Without a linear story, or a set of tangible quests to follow, you can really go anywhere. Set off in one direction, and you’ll encounter a different beast than you’ll find in any other corner of the map. Go right, and you’ll find hordes of man bats roaming the ruins. Go left, and you’ll find a beach filled with flying octopuses.

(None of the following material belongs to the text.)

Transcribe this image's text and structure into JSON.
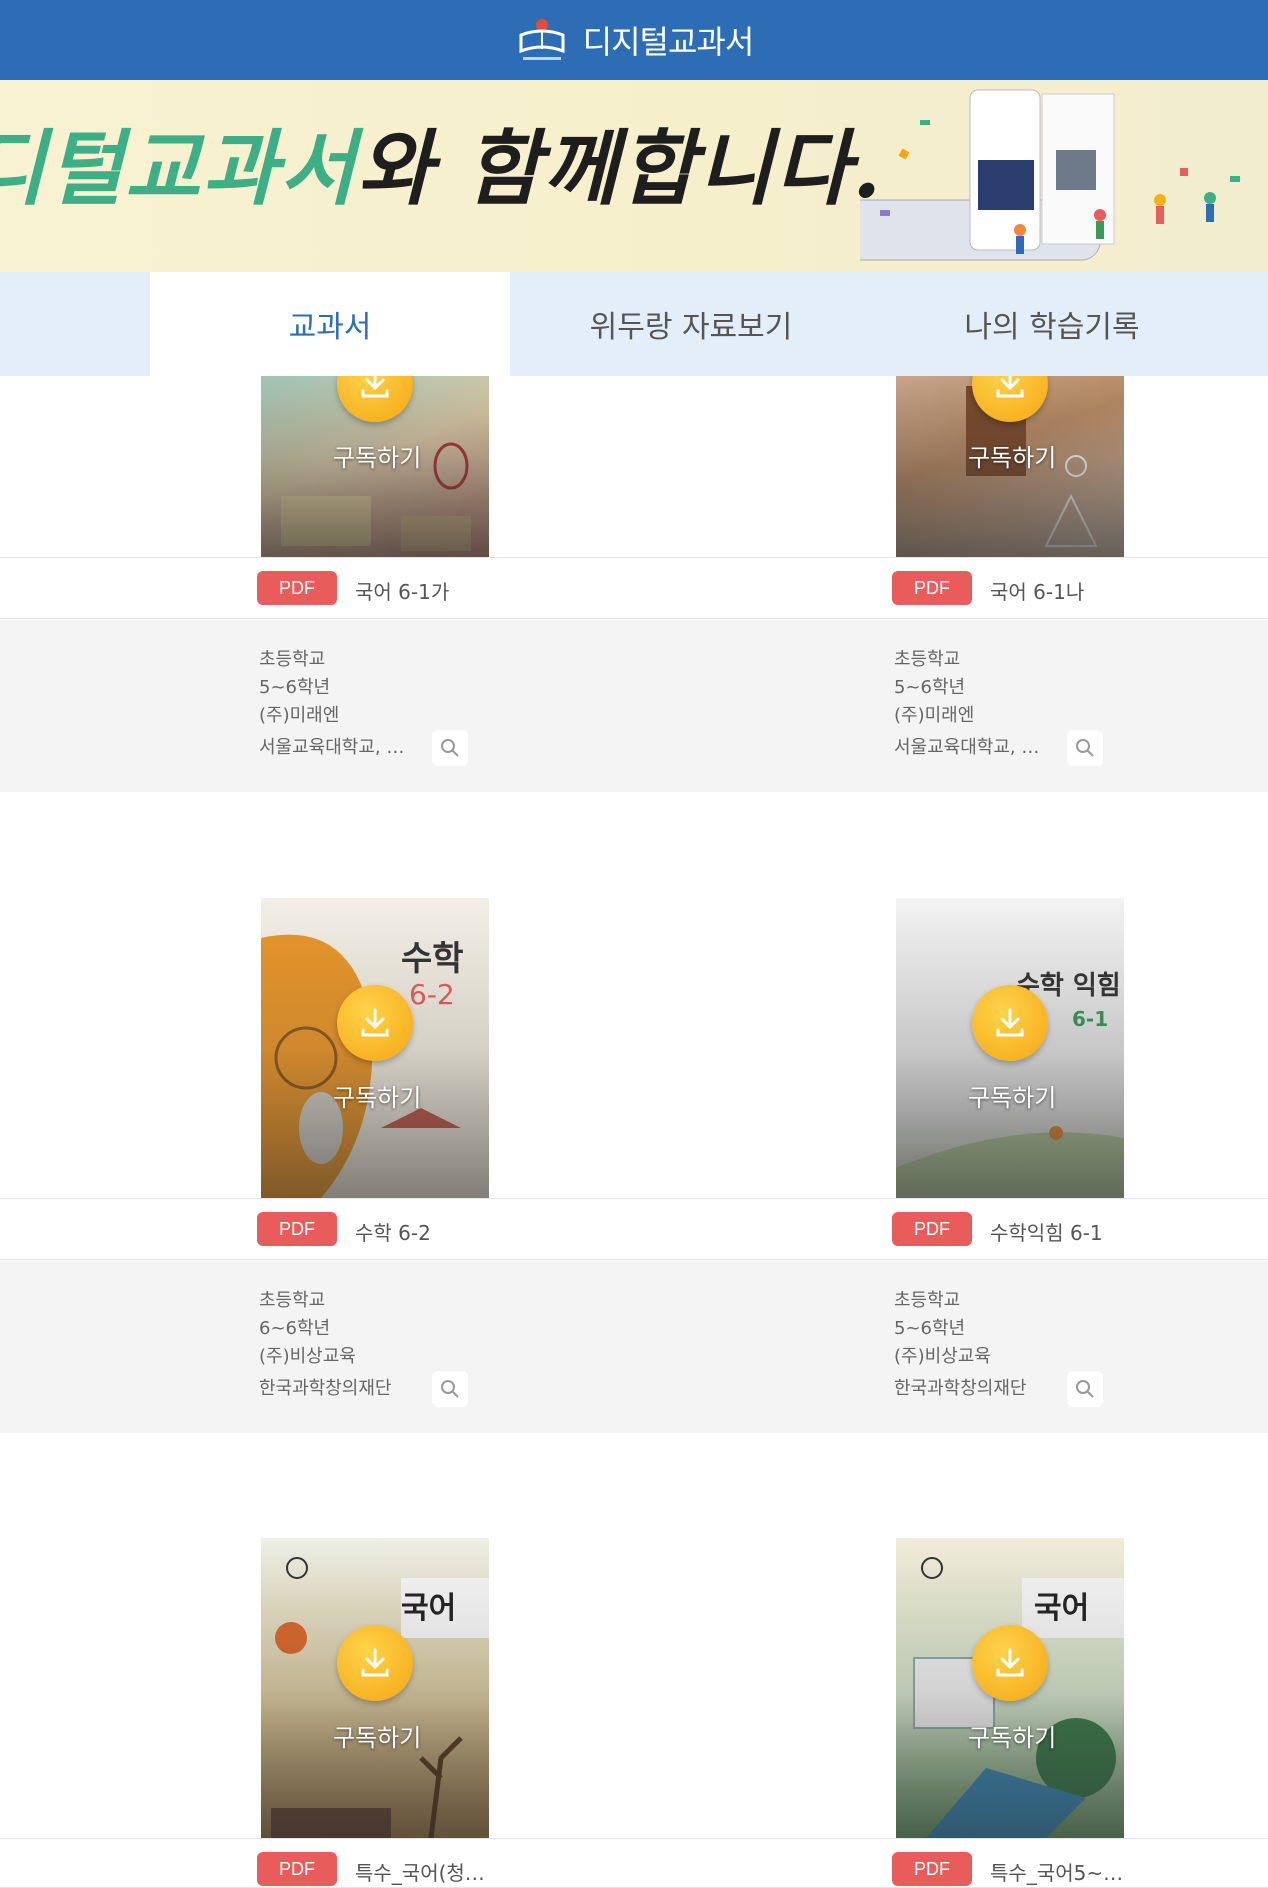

You can even stumble into ghoulish camps filled with long-dead soldiers, and discover treasures hiding beneath the earth.
Even without those frantic dodging, rolling, and attacking skills that veteran Dark Souls players have mastered, you can still find little joys wandering Elden Ring‘s open world.
You might die, fair warning, but that’s part of the Elden Ring DNA. You die, and you die, and then you try again. If you run into an enemy you can’t defeat, walk in the opposite direction. Roll past them, and keep rolling. This is how most of my time with the game has gone so far – and I don’t see it changing any time soon.
While I’ve had to admit to myself that non-optional bosses likely won’t be beaten – and that as a result, I won’t finish the game – I’ve still found a lot to love about Elden Ring. The Lands Between are incredibly compelling, and with every death comes the vague promise that maybe – just maybe – I’ll find some miracle along my path that’ll buoy me to victory. It’s a dim hope, but one that’s kept me hooked on my path.
The urge to return to the game isn’t one I expected. Defeat comes so frequently that it’s easy to feel bummed out, and frustrated both by a lack of skill on my part, and a lack of difficulty adjustment on FromSoftware’s part.
Still, the denizens of Elden Ring are fascinating, as are its eldritch horrors. The world is filled with countless treasures, and on every clifftop and sandy beach, there’s a reason to keep exploring.
As much as the game is grinding me down, and reminding me why I prefer to play on easy, it’s also oddly encouraging. There’s so many options for exploration that it doesn’t really matter if you can’t defeat one particular boss or other. If one path is closed, there’s dozens more you can take in its place.
Even if I don’t survive in Elden Ring long, I want to see exactly where every path leads.
I’m not going to pretend to be some great conquerer, cutting down the beasts in my path with ease, but if I can dispatch one wayward enemy, or discover some fancy new footwear along the way, that’s enough for me. You don’t have to be a perfect player to find something to love about Elden Ring.
An Xbox Series X review code was provided to GamesHub for the purposes of this review.